This question is taken from A Classical Introduction to Modern Number Theory by Kenneth Ireland and Michael Rosen, exercise 32, chapter 5.
The original question asks one to prove $(2/p) = \prod_{j=1}^{\frac{p-1}{2}}2\cos(2\pi j / p)$ where the left hand side is the Legendre symbol.
Now I could tell from the text that
$$ \begin{align} \left(\frac{2}{p}\right) &= \prod_{j=1}^{(p-1)/2} \frac{2i\sin(\frac{4\pi j}{p})}{2i\sin(\frac{2\pi j}{p})} \\ &= \prod_{j=1}^{(p-1)/2} \frac{2\cos(\frac{2\pi j}{p})\sin(\frac{2\pi j}{p})}{\sin(\frac{2\pi j}{p})} \\ &= \prod_{j=1}^{(p-1)/2}2\cos(2\pi j / p) \end{align} $$
However I wonder whether one could evaluate the right hand side directly to get $(-1)^{\frac{p^2-1}{8}}$.
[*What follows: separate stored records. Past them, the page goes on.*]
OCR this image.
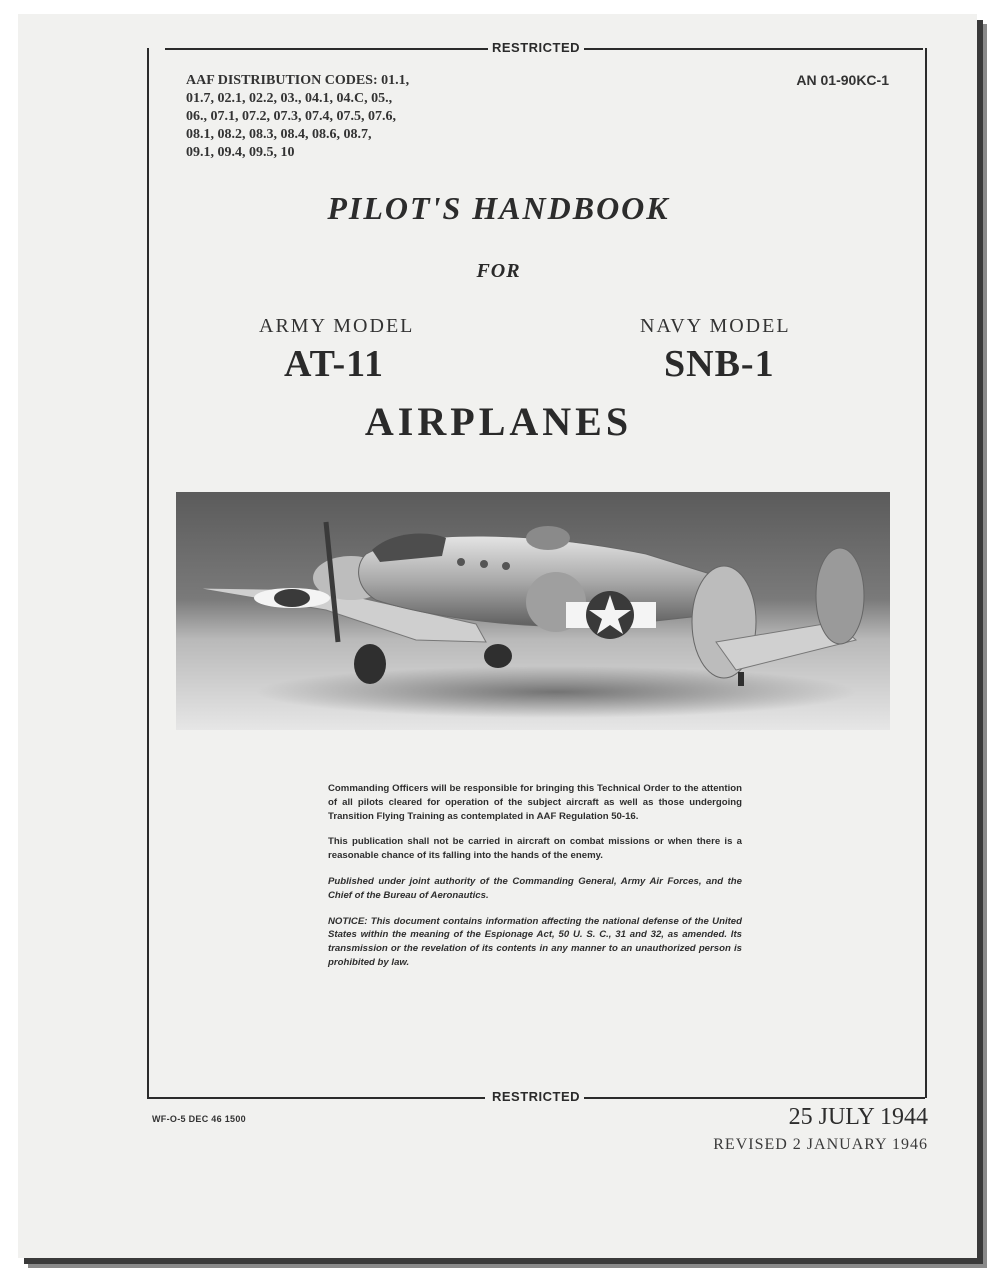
RESTRICTED
AAF DISTRIBUTION CODES: 01.1,
01.7, 02.1, 02.2, 03., 04.1, 04.C, 05.,
06., 07.1, 07.2, 07.3, 07.4, 07.5, 07.6,
08.1, 08.2, 08.3, 08.4, 08.6, 08.7,
09.1, 09.4, 09.5, 10
AN 01-90KC-1
PILOT'S HANDBOOK
FOR
ARMY MODEL
AT-11
NAVY MODEL
SNB-1
AIRPLANES

Commanding Officers will be responsible for bringing this Technical Order to the attention of all pilots cleared for operation of the subject aircraft as well as those undergoing Transition Flying Training as contemplated in AAF Regulation 50-16.

This publication shall not be carried in aircraft on combat missions or when there is a reasonable chance of its falling into the hands of the enemy.

Published under joint authority of the Commanding General, Army Air Forces, and the Chief of the Bureau of Aeronautics.

NOTICE: This document contains information affecting the national defense of the United States within the meaning of the Espionage Act, 50 U. S. C., 31 and 32, as amended. Its transmission or the revelation of its contents in any manner to an unauthorized person is prohibited by law.

RESTRICTED
WF-O-5 DEC 46 1500	25 JULY 1944
REVISED 2 JANUARY 1946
It seems interesting to note that $2\cos(2j\pi/p) = e^{2ij\pi / p} +e^{-2ij\pi/p} $ and $\{2\cos(2j\pi/p) \}$ is the orbit of $2\cos(2\pi / p)$ under Galios group $G(\mathbb{Q}(e^{2i\pi/p})/\mathbb{Q})$.
Edit: If one already knows the absolute value of $\prod_{j=1}^{(p-1)/2}2\cos(2\pi j / p)$, to determine the sign of result (-1 or 1) one need only to cound the number of $j$ such that $\frac{2j\pi}{p} > \frac{\pi}{2}$. The result is 1 if there are even terms and -1 if odd. There are $\frac{p-1}{2} - \lceil \frac{p}{4} + 1\rceil$ terms in total. One get $(-1)^{\frac{p^2 -1}{8}}$ by considering p's residual modulo 8 accordingly. This is, of course, not surprising considering one already uses Gauss lemma when proving $(2/p) = \prod_{j=1}^{\frac{p-1}{2}}2\cos(2\pi j / p)$. My futher question is that whether we could prove the right-hand-side of the equation directly to derive its absolute value ?